Importing the dataset

In [4]:
!pip install ucimlrepo

Collecting ucimlrepo
  Downloading ucimlrepo-0.0.7-py3-none-any.whl (8.0 kB)
Installing collected packages: ucimlrepo
Successfully installed ucimlrepo-0.0.7


In [5]:
from ucimlrepo import fetch_ucirepo

# fetch dataset
automobile = fetch_ucirepo(id=10)

# data (as pandas dataframes)
X = automobile.data.features
y = automobile.data.targets

In [6]:
# Steps that are to be done for numerical columns
steps_num_cols = [("imputer", SimpleImputer(missing_values = np.nan, strategy = "mean")), ("scaler", StandardScaler())]
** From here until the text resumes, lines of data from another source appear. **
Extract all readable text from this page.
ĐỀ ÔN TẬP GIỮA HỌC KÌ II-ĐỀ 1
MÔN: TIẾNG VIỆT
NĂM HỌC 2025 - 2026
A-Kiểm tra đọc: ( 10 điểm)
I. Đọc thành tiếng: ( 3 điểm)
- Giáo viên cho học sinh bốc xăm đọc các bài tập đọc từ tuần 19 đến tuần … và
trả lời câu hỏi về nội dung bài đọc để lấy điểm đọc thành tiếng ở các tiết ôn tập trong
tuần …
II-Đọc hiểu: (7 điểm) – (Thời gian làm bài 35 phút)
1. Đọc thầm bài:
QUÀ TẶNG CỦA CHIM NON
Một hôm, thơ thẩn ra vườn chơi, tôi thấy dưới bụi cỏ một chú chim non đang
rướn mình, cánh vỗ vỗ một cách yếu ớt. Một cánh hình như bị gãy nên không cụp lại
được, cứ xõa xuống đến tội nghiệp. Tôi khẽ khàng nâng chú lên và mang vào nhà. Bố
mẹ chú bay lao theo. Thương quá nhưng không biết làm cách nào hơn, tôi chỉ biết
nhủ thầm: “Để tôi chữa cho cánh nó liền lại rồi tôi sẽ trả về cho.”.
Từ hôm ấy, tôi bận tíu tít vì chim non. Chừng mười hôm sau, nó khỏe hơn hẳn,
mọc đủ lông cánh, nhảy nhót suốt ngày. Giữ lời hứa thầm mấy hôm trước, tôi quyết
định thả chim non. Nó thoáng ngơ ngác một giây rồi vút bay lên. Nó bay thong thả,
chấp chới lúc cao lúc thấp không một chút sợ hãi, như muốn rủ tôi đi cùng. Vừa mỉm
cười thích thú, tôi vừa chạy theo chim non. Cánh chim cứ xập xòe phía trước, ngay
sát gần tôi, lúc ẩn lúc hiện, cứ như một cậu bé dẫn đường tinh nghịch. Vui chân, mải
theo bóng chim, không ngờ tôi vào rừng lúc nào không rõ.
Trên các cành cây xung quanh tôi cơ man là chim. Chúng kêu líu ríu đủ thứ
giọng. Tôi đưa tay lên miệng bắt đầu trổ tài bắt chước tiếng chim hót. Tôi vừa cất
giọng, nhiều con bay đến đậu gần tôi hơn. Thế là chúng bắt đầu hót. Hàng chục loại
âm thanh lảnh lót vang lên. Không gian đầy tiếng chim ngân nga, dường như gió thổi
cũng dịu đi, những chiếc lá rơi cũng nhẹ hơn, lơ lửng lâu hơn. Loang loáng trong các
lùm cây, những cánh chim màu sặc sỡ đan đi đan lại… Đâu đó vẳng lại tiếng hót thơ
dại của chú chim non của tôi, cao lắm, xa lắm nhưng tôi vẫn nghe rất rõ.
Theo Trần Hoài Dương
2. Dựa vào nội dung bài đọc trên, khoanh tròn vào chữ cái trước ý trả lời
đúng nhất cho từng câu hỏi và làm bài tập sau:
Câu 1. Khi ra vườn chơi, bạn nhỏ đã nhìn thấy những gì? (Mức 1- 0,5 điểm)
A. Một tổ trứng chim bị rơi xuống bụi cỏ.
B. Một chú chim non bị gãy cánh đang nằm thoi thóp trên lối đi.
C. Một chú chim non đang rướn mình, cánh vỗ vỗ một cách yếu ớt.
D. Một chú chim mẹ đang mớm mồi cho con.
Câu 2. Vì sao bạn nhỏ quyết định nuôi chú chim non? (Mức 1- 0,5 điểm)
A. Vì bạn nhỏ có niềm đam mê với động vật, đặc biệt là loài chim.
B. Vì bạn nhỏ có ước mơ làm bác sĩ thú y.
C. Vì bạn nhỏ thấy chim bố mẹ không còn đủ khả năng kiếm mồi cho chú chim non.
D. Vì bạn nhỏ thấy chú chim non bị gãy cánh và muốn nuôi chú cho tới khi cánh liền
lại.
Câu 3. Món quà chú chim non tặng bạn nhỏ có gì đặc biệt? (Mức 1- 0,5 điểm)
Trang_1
# Steps that arex to be done for the object/categorical columns
steps_obj_cols = [("imputer", SimpleImputer(strategy = "constant", fill_value = "missing")), ("one_hot_encoder", OneHotEncoder(handle_unknown = "ignore"))]

In [7]:
pipe1 = Pipeline(steps_num_cols) # Pipeline for numerical cols
pipe2 = Pipeline(steps_obj_cols) # Pipeline for obj/cat cols

In [8]:
# Combining the 2 pipelines with the help of ColumnTransformer
from sklearn.compose import ColumnTransformer

num_cols = X.select_dtypes(include = np.number).columns
cat_cols = X.select_dtypes(include = object).columns

# num_cols and cat_cols are the columns that contain numeric and categorical data respectively
combined_pipe = ColumnTransformer(transformers = [("int_cols", pipe1, num_cols), ("obj_cols", pipe2, cat_cols)])

In [9]:
from sklearn import set_config
set_config(display = "diagram")
combined_pipe

In [10]:
from sklearn.ensemble import RandomForestRegressor

# Normally we create an object of the regressor and then fit the training data
# and then predict the values. But this would be different

final_pipe = Pipeline(steps = [("preprocessor", combined_pipe), ("Estimator", RandomForestRegressor(n_estimators = 1000, max_depth = 5))])

In [11]:
final_pipe